God is in the other world, knowing it, and He cannot but believe and know it; for, being the Universal Spirit Himself, it is impossible that, for Him, there can be any separation between that other world and Himself.

Pure spirits feel well enough that they are in the other world, and they feel it perpetually, and without intermission, because they live by the life of that world only; but they feel that they are only the inhabitants of that other life, and that another is its proprietor.

Man, although in the terrestrial world, is still in the other world, which is every thing; but, sometimes he feels its sweet influences, and sometimes he does not; often, even, he receives and follows the impulse of this mixed and dark world only, which is like a coagulation in the midst of that other world, and, in respect to it, a sore, a boil, an ulcer. Hence it is that there are so few men who believe in that other world.

Lastly, lost spirits, whose existence the reflective man can demonstrate to himself beyond all question, by the simple light of his understanding, and without help from tradition, by probing to the quick, those sources of good and evil which combat each other within him, and disturb his intelligence; these lost spirits, I say, are also in that other world, and believe in it.

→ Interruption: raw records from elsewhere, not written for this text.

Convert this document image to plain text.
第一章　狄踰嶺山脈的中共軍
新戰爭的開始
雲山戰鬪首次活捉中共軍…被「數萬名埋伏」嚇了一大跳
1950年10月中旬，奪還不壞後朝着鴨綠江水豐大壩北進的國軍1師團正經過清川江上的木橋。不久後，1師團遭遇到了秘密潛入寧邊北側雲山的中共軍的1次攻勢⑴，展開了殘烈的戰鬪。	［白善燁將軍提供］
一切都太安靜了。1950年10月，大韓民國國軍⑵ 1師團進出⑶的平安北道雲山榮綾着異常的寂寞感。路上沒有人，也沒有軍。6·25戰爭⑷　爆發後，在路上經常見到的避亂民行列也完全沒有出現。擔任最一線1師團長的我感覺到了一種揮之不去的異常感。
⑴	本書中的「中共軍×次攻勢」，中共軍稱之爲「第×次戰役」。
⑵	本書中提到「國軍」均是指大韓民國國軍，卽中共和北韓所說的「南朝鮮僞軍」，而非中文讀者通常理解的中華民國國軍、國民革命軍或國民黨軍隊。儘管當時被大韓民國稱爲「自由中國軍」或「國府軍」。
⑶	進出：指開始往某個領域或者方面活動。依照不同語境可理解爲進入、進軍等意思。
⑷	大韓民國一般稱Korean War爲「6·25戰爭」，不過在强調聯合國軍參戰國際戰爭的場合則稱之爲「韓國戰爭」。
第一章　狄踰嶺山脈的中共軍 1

But, not only do they not feel its sweet influences, nor enjoy the rest and refreshment which even this apparent world affords to man, but they know the other world only by the endless suffering which the acrid source they have opened causes them. If man, through negligence, allows them to enjoy a moment's respite, it is only for a time, and they have always to restore their ill-gotten goods a hundredfold.

What idea, then, should we form of this Nature, or this universe, which makes us so blind to that other world, that spiritual world, - be it good or evil, - which we are never out of ? The answer is brief.

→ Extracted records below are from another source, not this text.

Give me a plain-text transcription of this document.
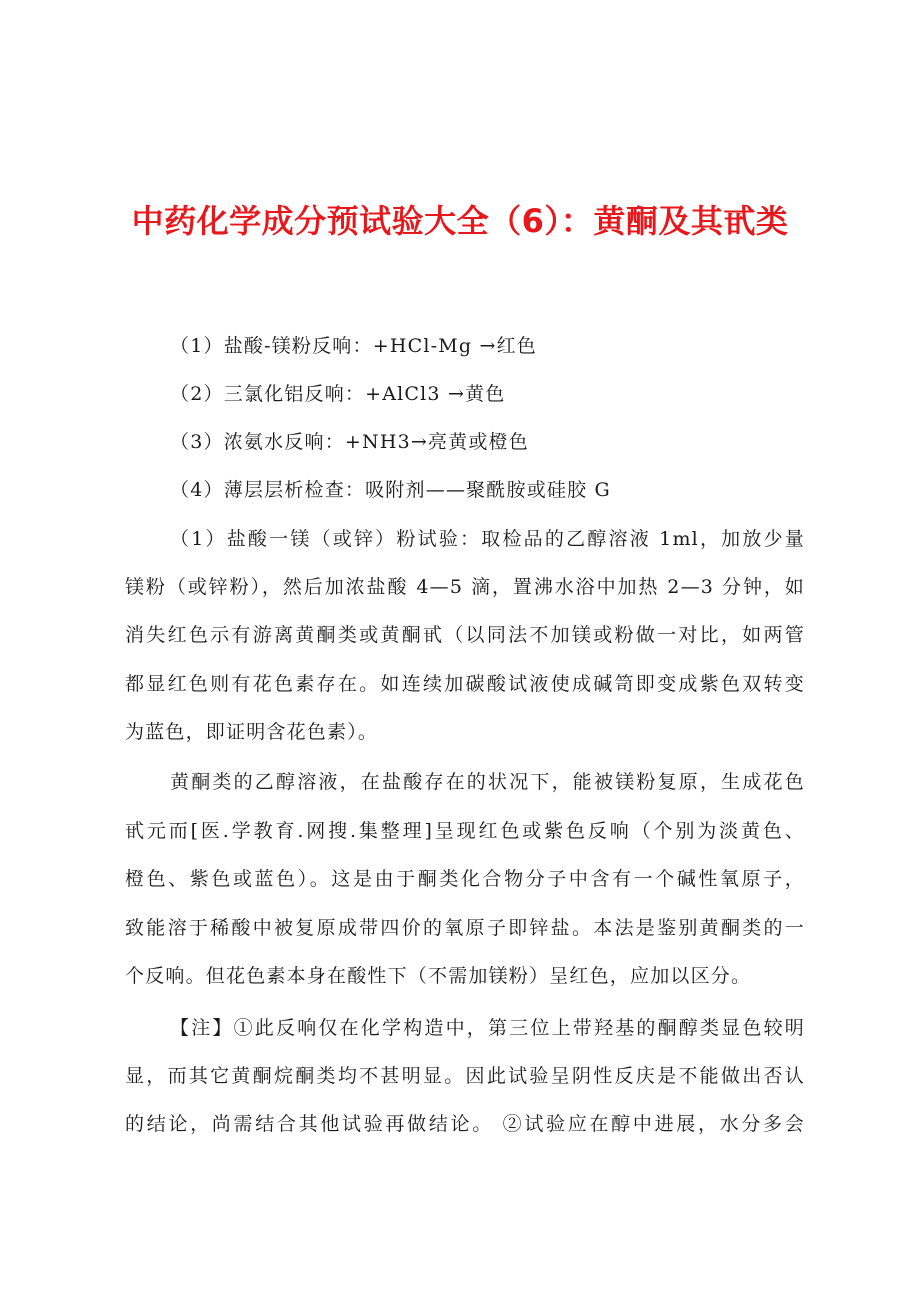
中药化学成分预试验大全（6）：黄酮及其甙类
（1）盐酸-镁粉反响：+HCl-Mg →红色
（2）三氯化铝反响：+AlCl3 →黄色
（3）浓氨水反响：+NH3→亮黄或橙色
（4）薄层层析检查：吸附剂——聚酰胺或硅胶 G
（1）盐酸一镁（或锌）粉试验：取检品的乙醇溶液 1ml，加放少量
镁粉（或锌粉），然后加浓盐酸 4—5 滴，置沸水浴中加热 2—3 分钟，如
消失红色示有游离黄酮类或黄酮甙（以同法不加镁或粉做一对比，如两管
都显红色则有花色素存在。如连续加碳酸试液使成碱笥即变成紫色双转变
为蓝色，即证明含花色素）。
黄酮类的乙醇溶液，在盐酸存在的状况下，能被镁粉复原，生成花色
甙元而[医.学教育.网搜.集整理]呈现红色或紫色反响（个别为淡黄色、
橙色、紫色或蓝色）。这是由于酮类化合物分子中含有一个碱性氧原子，
致能溶于稀酸中被复原成带四价的氧原子即锌盐。本法是鉴别黄酮类的一
个反响。但花色素本身在酸性下（不需加镁粉）呈红色，应加以区分。
【注】①此反响仅在化学构造中，第三位上带羟基的酮醇类显色较明
显，而其它黄酮烷酮类均不甚明显。因此试验呈阴性反庆是不能做出否认
的结论，尚需结合其他试验再做结论。 ②试验应在醇中进展，水分多会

Without the evil spiritual world, nature would be an eternity of regularity and perfection; without the good spiritual world, nature would be an eternity of abomination and disorder. It is Supreme Love or Wisdom, who, to assuage the false eternity, has thought right to oppose a ray of the true eternity to it. The mixture of these two eternities composes time, which is neither one nor the other, and yet offers an image successively of both, in good and evil, day and night, life and death,

Supreme Love could employ for this work, powers only which descended from the true eternity, for this reason, on the one hand, everything in time is measured, and, on the other, time itself, both general and particular, must necessarily pass away.

But, as the true eternity has, so to speak, come out of itself to contain the false, and the false eternity, on the contrary, has been thereby forced to draw back; this is the reason why we find it so difficult, in time, to distinguish these two eternities, neither of which is here in its place; and this is the reason why it is so difficult to prove God by nature, in which all is fragmentary and mixed, and in which the two eternities show themselves only under the outward veil of corruptible matter.